We pretended to laugh, out of politeness.
‘When do we go back?’
‘Tomorrow.’
Ivan Ivanovich didn’t ask any more questions. He hanged himself that night ten paces from the cabin in the tree fork without even using a rope. I’d never seen that kind of suicide before. Savelev found him, saw him from the path and let out a yell. The foreman came running, ordered us not to take him down until the investigating group arrived, and hurried us off.
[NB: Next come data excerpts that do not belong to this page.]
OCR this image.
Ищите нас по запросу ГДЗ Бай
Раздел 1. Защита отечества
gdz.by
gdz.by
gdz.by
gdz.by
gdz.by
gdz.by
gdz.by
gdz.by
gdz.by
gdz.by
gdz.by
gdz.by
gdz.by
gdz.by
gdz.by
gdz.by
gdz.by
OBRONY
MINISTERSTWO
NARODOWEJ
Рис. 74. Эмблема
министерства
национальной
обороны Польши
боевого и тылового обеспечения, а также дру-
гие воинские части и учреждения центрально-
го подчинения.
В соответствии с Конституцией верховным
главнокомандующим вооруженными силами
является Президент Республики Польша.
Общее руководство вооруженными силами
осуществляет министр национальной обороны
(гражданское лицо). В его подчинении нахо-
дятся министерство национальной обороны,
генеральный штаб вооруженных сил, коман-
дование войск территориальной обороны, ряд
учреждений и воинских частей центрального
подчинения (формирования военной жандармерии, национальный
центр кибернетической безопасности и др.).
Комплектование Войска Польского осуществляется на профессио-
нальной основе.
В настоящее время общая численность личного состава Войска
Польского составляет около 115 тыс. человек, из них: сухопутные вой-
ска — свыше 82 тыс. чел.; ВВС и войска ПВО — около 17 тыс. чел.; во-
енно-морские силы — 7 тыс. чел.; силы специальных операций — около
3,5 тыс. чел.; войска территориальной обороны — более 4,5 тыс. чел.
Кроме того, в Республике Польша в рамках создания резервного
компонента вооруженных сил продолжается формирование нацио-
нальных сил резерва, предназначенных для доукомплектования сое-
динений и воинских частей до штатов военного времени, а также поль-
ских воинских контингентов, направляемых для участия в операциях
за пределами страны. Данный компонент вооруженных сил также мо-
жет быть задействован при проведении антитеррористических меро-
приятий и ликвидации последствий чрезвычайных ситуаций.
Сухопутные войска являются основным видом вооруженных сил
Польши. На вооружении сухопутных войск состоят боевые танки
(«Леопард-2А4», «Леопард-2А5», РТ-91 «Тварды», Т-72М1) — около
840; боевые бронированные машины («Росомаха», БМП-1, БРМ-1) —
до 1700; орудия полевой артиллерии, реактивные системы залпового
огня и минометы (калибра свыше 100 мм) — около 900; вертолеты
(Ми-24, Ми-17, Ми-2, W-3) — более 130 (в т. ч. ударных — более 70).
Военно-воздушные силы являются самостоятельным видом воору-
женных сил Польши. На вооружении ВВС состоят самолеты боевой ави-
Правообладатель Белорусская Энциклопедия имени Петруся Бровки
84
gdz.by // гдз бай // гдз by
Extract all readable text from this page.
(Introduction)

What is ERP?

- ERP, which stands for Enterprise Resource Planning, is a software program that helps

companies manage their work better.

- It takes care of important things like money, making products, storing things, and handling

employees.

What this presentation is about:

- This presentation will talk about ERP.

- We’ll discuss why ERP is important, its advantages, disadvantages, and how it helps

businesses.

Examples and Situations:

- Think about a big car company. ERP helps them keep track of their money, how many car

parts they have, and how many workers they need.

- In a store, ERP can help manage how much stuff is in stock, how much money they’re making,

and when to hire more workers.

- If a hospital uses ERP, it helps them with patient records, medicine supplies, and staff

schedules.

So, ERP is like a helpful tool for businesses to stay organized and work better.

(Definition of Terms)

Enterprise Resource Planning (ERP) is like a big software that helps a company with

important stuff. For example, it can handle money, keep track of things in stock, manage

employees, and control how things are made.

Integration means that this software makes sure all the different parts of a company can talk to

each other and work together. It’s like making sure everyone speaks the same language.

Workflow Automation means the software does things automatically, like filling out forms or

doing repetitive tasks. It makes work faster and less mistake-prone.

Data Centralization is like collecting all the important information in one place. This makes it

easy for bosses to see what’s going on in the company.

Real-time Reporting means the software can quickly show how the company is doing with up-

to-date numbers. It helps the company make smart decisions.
Fedya Shapov and I didn’t know what to do – Ivan Ivanovich had some good foot rags that weren’t torn. He also had some sacks, a calico shirt that he boiled to remove the lice, and some patched felt boots. His padded jacket lay on his bunk. We talked it over briefly and took the things for ourselves. Savelev didn’t take part in the division of the dead man’s clothing. He just kept walking around Ivan Ivanovich’s body. In the world of free men a body always and everywhere stimulates a vague interest, attracts like a magnet. This is not the case either in war or in the camps, where the everyday nature of death and the deadening of feeling kills any interest in a dead body. But Savelev was struck by Ivan Ivanovich’s death. It had stirred up and lit some dark corners of his soul, and forced him to make decisions of his own.